Tesi Bianca, Robelius Anna, Baskin Berivan, Lazarevic Vladimir, Deneberg Stefan, Höglund Martin, Fogelstrand Linda, Ungerstedt Johanna, Pandzic Tatjana, Tobiasson Magnus, Garelius Hege Gravdahl, Kuchinskaya Ekaterina, Persson Fredrik, Ågerstam Helena, Hallböök Helene, Fioretos Thoas, Nordin Jessika, Norberg Anna, Thuresson Ann-Charlotte, Lehmann Sören, Ladenvall Claes, Barbany Gisela, Vennström Lovisa, Ejerblad Elisabeth, Cavelier Lucia, Cammenga Jörg, Jädersten Martin, Hellström-Lindberg Eva, Baliakas Panagiotis
Department of Clinical Genetics and Genomics, Karolinska University Hospital, Stockholm, Sweden.
Department of Molecular Medicine and Surgery, Karolinska Institutet, Stockholm, Sweden.
Clin Cancer Res. 2025 Jul 15;31(14):3062-3071. doi: 10.1158/1078-0432.CCR-24-4251.
In a multicenter prospective cohort study, we assessed the diagnostic yield of the Nordic guidelines for germline investigation in myeloid neoplasms and mapped the spectrum of inherited and somatic variants.
Eighty-five patients (acute myeloid leukemia, n = 38; myelodysplastic syndromes, n = 26; thrombocytopenia, n = 14; and other, n = 7) fulfilling the Nordic criteria for germline investigation, based on (i) medical history or family history suggestive of a germline condition and (ii) relevant findings from the somatic diagnostic work-up (CytoMol), were recruited. The genetic analysis included enhanced whole-exome sequencing (n = 69) or sequencing of specific variants of interest (n = 16).
Pathogenic or likely pathogenic (P/LP) germline variants were identified in 35% of patients (30/85). The diagnostic yield varied from 6% (1/16) in the family history group to 52% (17/33) in the CytoMol group. Germline DDX41 P/LP variants were the most frequent finding (13/30, 43% of all positive cases) almost exclusively found within the CytoMol group (12/13). Seven variants of unknown significance were also detected (TERT n = 2 and DDX41, RTEL1, ETV6, PARN, and SAMD9 n = 1). Five patients carried a P/LP variant in genes associated with another hereditary cancer syndrome (BRCA1 n = 3; PALB2 n = 1; and CHEK2; n = 1). Survival analysis showed a trend for longer survival among patients with acute myeloid leukemia and confirmed or suspected germline predisposition that underwent allogeneic stem cell transplantation.
The implementation of the Nordic guidelines in a prospective Swedish cohort results in a high overall diagnostic yield (35%), proving the feasibility and utility of these or similar guidelines in a clinical setting.
在一项多中心前瞻性队列研究中,我们评估了北欧骨髓肿瘤种系调查指南的诊断率,并绘制了遗传和体细胞变异谱。
招募了85例符合北欧种系调查标准的患者(急性髓系白血病,n = 38;骨髓增生异常综合征,n = 26;血小板减少症,n = 14;其他,n = 7),这些标准基于(i)提示种系疾病的病史或家族史,以及(ii)体细胞诊断检查(细胞分子学)的相关发现。
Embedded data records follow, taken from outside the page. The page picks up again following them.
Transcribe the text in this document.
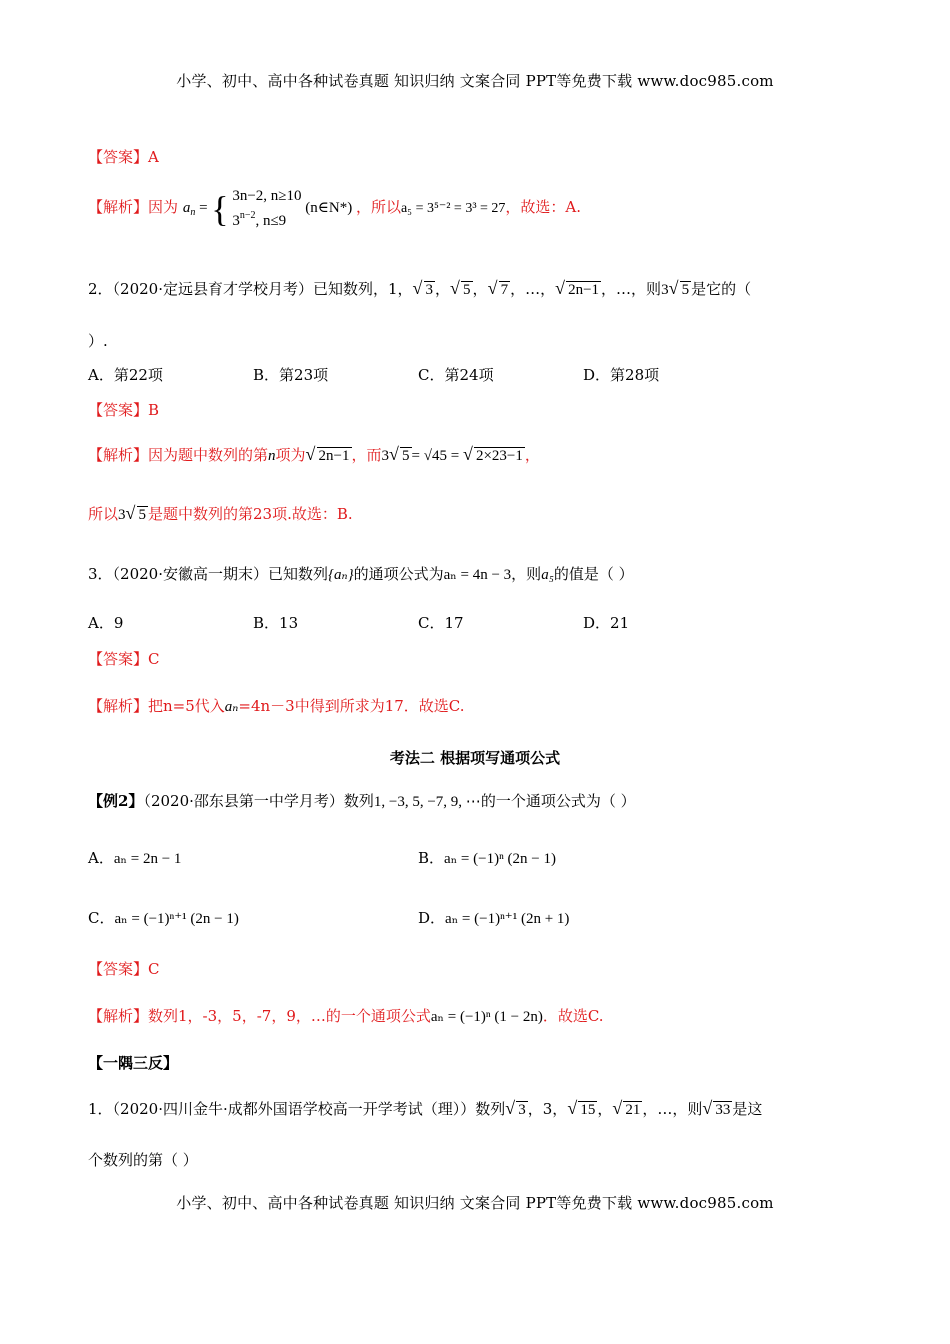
小学、初中、高中各种试卷真题 知识归纳 文案合同 PPT等免费下载 www.doc985.com
【答案】A
【解析】因为 $a_n$ = { 3n−2, n≥10
$3^{n-2}$, n≤9 (n∈N*) ，所以a₅ = 3⁵⁻² = 3³ = 27，故选：A.
2．（2020·定远县育才学校月考）已知数列，1， √ 3 ， √ 5 ， √ 7 ，…， √ 2n−1 ，…，则3 √ 5 是它的（
）.
A．第22项	B．第23项	C．第24项	D．第28项
【答案】B
【解析】因为题中数列的第n项为 √ 2n−1 ，而3 √ 5 = √45 = √ 2×23−1 ，
所以3 √ 5 是题中数列的第23项.故选：B.
3．（2020·安徽高一期末）已知数列{aₙ}的通项公式为aₙ = 4n − 3，则a₅的值是（ ）
A．9	B．13	C．17	D．21
【答案】C
【解析】把n=5代入aₙ=4n－3中得到所求为17．故选C.
考法二 根据项写通项公式
【例2】（2020·邵东县第一中学月考）数列1, −3, 5, −7, 9, ⋯的一个通项公式为（ ）
A．aₙ = 2n − 1	B．aₙ = (−1)ⁿ (2n − 1)
C．aₙ = (−1)ⁿ⁺¹ (2n − 1)	D．aₙ = (−1)ⁿ⁺¹ (2n + 1)
【答案】C
【解析】数列1，-3，5，-7，9，…的一个通项公式aₙ = (−1)ⁿ (1 − 2n)．故选C.
【一隅三反】
1．（2020·四川金牛·成都外国语学校高一开学考试（理））数列 √ 3 ，3， √ 15 ， √ 21 ，…，则 √ 33 是这
个数列的第（ ）
小学、初中、高中各种试卷真题 知识归纳 文案合同 PPT等免费下载 www.doc985.com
基因分析包括增强型全外显子测序(n = 69)或对特定感兴趣变异的测序(n = 16)。
在35%的患者(30/85)中鉴定出致病性或可能致病性(P/LP)种系变异。诊断率从家族史组的6%(1/16)到细胞分子学组的52%(17/33)不等。种系DDX41 P/LP变异是最常见的发现(13/30,占所有阳性病例的43%),几乎仅在细胞分子学组中发现(12/13)。还检测到7个意义未明的变异(TERT,n = 2;DDX41、RTEL1、ETV6、PARN和SAMD9,n = 1)。5例患者在与另一种遗传性癌症综合征相关的基因中携带P/LP变异(BRCA1,n = 3;PALB2,n = 1;CHEK2,n = 1)。生存分析显示,接受异基因干细胞移植的急性髓系白血病且确诊或疑似有种系易感性的患者有生存期延长的趋势。
在瑞典前瞻性队列中实施北欧指南可获得较高的总体诊断率(35%),证明了这些或类似指南在临床环境中的可行性和实用性。